In another case: when a neighbour heard that two sisters, who were still in school, were looking for jobs to help out their parents, he took them to the city saying that he can find work for them in a garment factory. In Colombo, they were looked after by his relatives. Things changed a few days later when the neighbour took them to Katunayake. They ended up in a house, were locked up and asked to do all the housework. They were never allowed to go out.

The overwhelming majority migrate to Gulf states. Migrant domestic and unskilled workers, whether documented or irregular, are at risk of trafficking.  Trafficking can happen during the recruitment process, in transit and at the destination.
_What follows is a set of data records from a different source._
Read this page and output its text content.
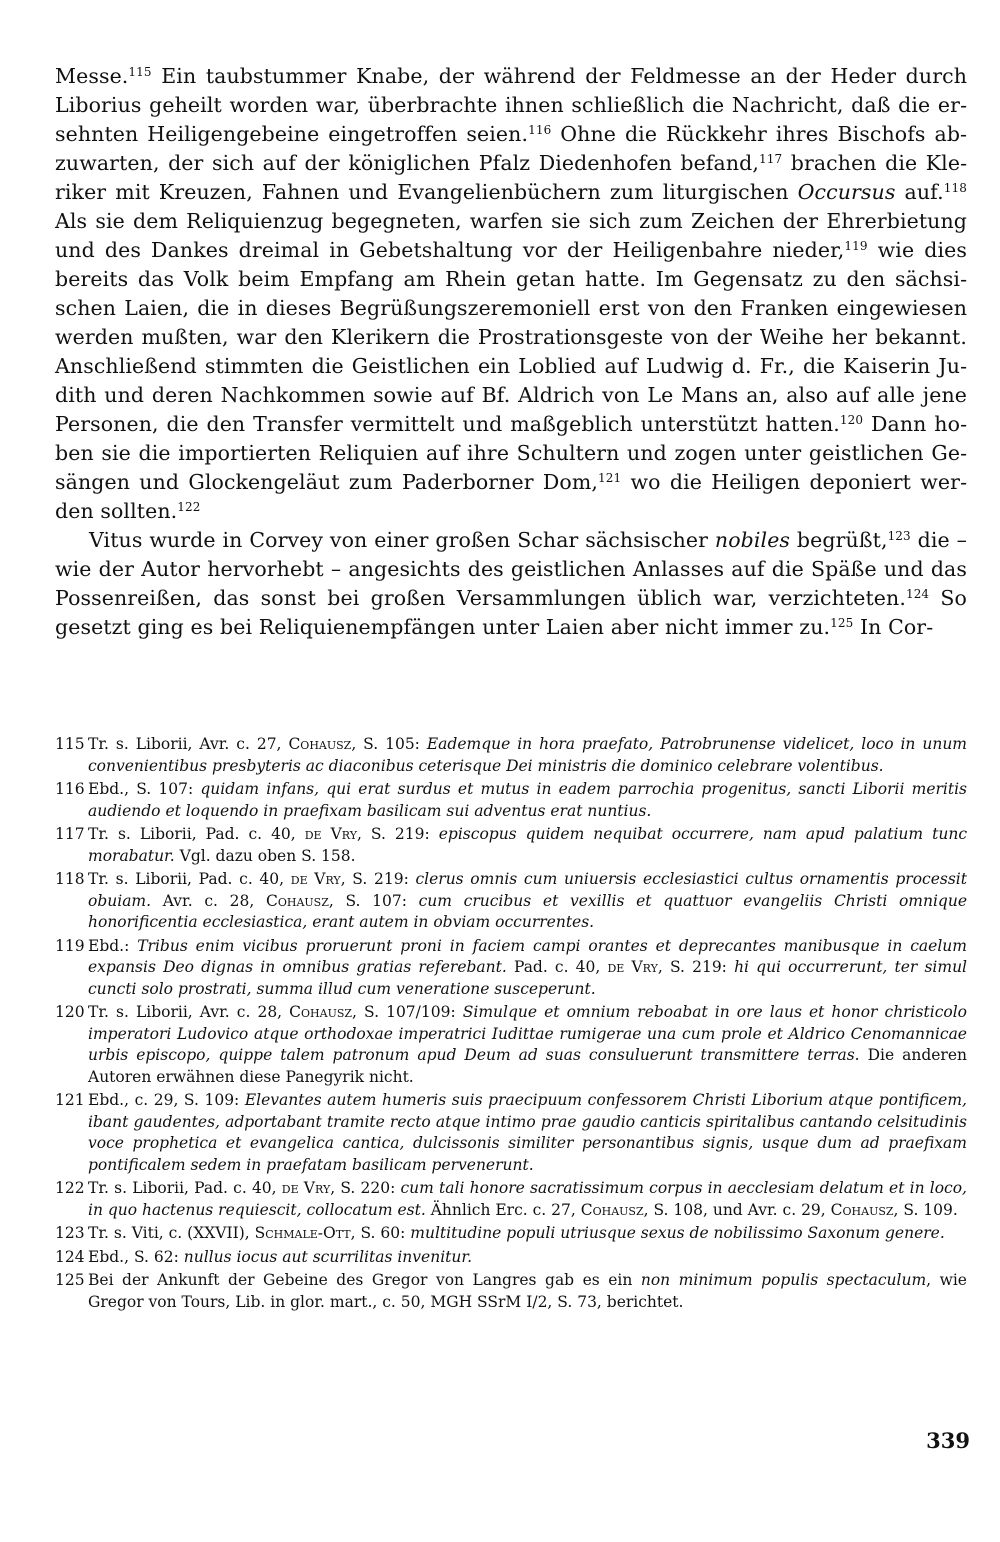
Messe.$^{115}$ Ein taubstummer Knabe, der während der Feldmesse an der Heder durch Liborius geheilt worden war, überbrachte ihnen schließlich die Nachricht, daß die ersehnten Heiligengebeine eingetroffen seien.$^{116}$ Ohne die Rückkehr ihres Bischofs abzuwarten, der sich auf der königlichen Pfalz Diedenhofen befand,$^{117}$ brachen die Kleriker mit Kreuzen, Fahnen und Evangelienbüchern zum liturgischen Occursus auf.$^{118}$ Als sie dem Reliquienzug begegneten, warfen sie sich zum Zeichen der Ehrerbietung und des Dankes dreimal in Gebetshaltung vor der Heiligenbahre nieder,$^{119}$ wie dies bereits das Volk beim Empfang am Rhein getan hatte. Im Gegensatz zu den sächsischen Laien, die in dieses Begrüßungszeremoniell erst von den Franken eingewiesen werden mußten, war den Klerikern die Prostrationsgeste von der Weihe her bekannt. Anschließend stimmten die Geistlichen ein Loblied auf Ludwig d. Fr., die Kaiserin Judith und deren Nachkommen sowie auf Bf. Aldrich von Le Mans an, also auf alle jene Personen, die den Transfer vermittelt und maßgeblich unterstützt hatten.$^{120}$ Dann hoben sie die importierten Reliquien auf ihre Schultern und zogen unter geistlichen Gesängen und Glockengeläut zum Paderborner Dom,$^{121}$ wo die Heiligen deponiert werden sollten.$^{122}$

Vitus wurde in Corvey von einer großen Schar sächsischer nobiles begrüßt,$^{123}$ die – wie der Autor hervorhebt – angesichts des geistlichen Anlasses auf die Späße und das Possenreißen, das sonst bei großen Versammlungen üblich war, verzichteten.$^{124}$ So gesetzt ging es bei Reliquienempfängen unter Laien aber nicht immer zu.$^{125}$ In Cor-

115 Tr. s. Liborii, Avr. c. 27, Cohausz, S. 105: Eademque in hora praefato, Patrobrunense videlicet, loco in unum convenientibus presbyteris ac diaconibus ceterisque Dei ministris die dominico celebrare volentibus.
116 Ebd., S. 107: quidam infans, qui erat surdus et mutus in eadem parrochia progenitus, sancti Liborii meritis audiendo et loquendo in praefixam basilicam sui adventus erat nuntius.
117 Tr. s. Liborii, Pad. c. 40, de Vry, S. 219: episcopus quidem nequibat occurrere, nam apud palatium tunc morabatur. Vgl. dazu oben S. 158.
118 Tr. s. Liborii, Pad. c. 40, de Vry, S. 219: clerus omnis cum uniuersis ecclesiastici cultus ornamentis processit obuiam. Avr. c. 28, Cohausz, S. 107: cum crucibus et vexillis et quattuor evangeliis Christi omnique honorificentia ecclesiastica, erant autem in obviam occurrentes.
119 Ebd.: Tribus enim vicibus proruerunt proni in faciem campi orantes et deprecantes manibusque in caelum expansis Deo dignas in omnibus gratias referebant. Pad. c. 40, de Vry, S. 219: hi qui occurrerunt, ter simul cuncti solo prostrati, summa illud cum veneratione susceperunt.
120 Tr. s. Liborii, Avr. c. 28, Cohausz, S. 107/109: Simulque et omnium reboabat in ore laus et honor christicolo imperatori Ludovico atque orthodoxae imperatrici Iudittae rumigerae una cum prole et Aldrico Cenomannicae urbis episcopo, quippe talem patronum apud Deum ad suas consuluerunt transmittere terras. Die anderen Autoren erwähnen diese Panegyrik nicht.
121 Ebd., c. 29, S. 109: Elevantes autem humeris suis praecipuum confessorem Christi Liborium atque pontificem, ibant gaudentes, adportabant tramite recto atque intimo prae gaudio canticis spiritalibus cantando celsitudinis voce prophetica et evangelica cantica, dulcissonis similiter personantibus signis, usque dum ad praefixam pontificalem sedem in praefatam basilicam pervenerunt.
122 Tr. s. Liborii, Pad. c. 40, de Vry, S. 220: cum tali honore sacratissimum corpus in aecclesiam delatum et in loco, in quo hactenus requiescit, collocatum est. Ähnlich Erc. c. 27, Cohausz, S. 108, und Avr. c. 29, Cohausz, S. 109.
123 Tr. s. Viti, c. (XXVII), Schmale-Ott, S. 60: multitudine populi utriusque sexus de nobilissimo Saxonum genere.
124 Ebd., S. 62: nullus iocus aut scurrilitas invenitur.
125 Bei der Ankunft der Gebeine des Gregor von Langres gab es ein non minimum populis spectaculum, wie Gregor von Tours, Lib. in glor. mart., c. 50, MGH SSrM I/2, S. 73, berichtet.
339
For instance, due to state-imposed regulatory requirements such as the family background report, women use irregular channels to migrate, making them undocumented workers susceptible to trafficking.

Forced labour comes within the definition of trafficking. Domestic workers who work in private places where labour laws do not apply are subject to exploitative work conditions.  Complaints made to the Sri Lanka Bureau of Foreign Employment show evidence of modern-day slavery-forced labour, non-payment or underpayment of contracted wages, forced prostitution. A common practice is the withholding of the passport and work permit by the employer curtailing movement, one way of sex trafficking. The majority of complaints in the period 2015-2018 were from female domestic workers followed by unskilled workers.

While slave-like conditions are prevalent in West Asian countries, women are trafficked into other countries too.

Kavita met Michael, a tourist, while she was working in a private company. He promised her a job in Singapore for a monthly salary of $300 with all facilities, time off and travel with his family. He paid the airfare and took her to Singapore to his house. But soon, she realized that he had duped her. Michael took her passport as soon as she arrived. She had to work seven days a week, at least 12 hours a day, sometimes more, even when she was sick. Michael paid her only US$100 a month, not the promised amount. She became a virtual prisoner.

Women migrate due to poverty, discrimination, indebtedness, lack of opportunities for upward mobility, problems with the spouse, domestic violence, family welfare and a better life. Traffickers prey on their vulnerability, capitalise on their eagerness to migrate, and ignorance.

Women from Thailand, Nepal, China, the Philippines, India, the former USSR and Russia are trafficked for sexual exploitation. They are usually found in spas, karaoke bars, massage parlours and high-end hotels.

The first prosecution in Sri Lanka on charges of human trafficking under the Penal Code (Amendment) Act, No. 16 of 2006 involves the trafficking of women from Uzebekstan.

Republic of Sri Lanka v. T.T. Banu and others

An Uzbek national married to a Sri Lankan woman had brought two Uzbek women to Sri Lanka promising them employment at a restaurant. On arrival, their passports had been confiscated and subsequently forced into prostitution. They were taken to hotels, houses and brothels by prior arrangement. One of these was a brothel located in a shopping complex in Colombo that was raided by the police. Inquiries by the Immigration Department and police concluded that the victims had been trafficked for prostitution.

The verdict was given in 2011.

Source: UNDOC.

[1]Pseudonyms have been used to protect the identity.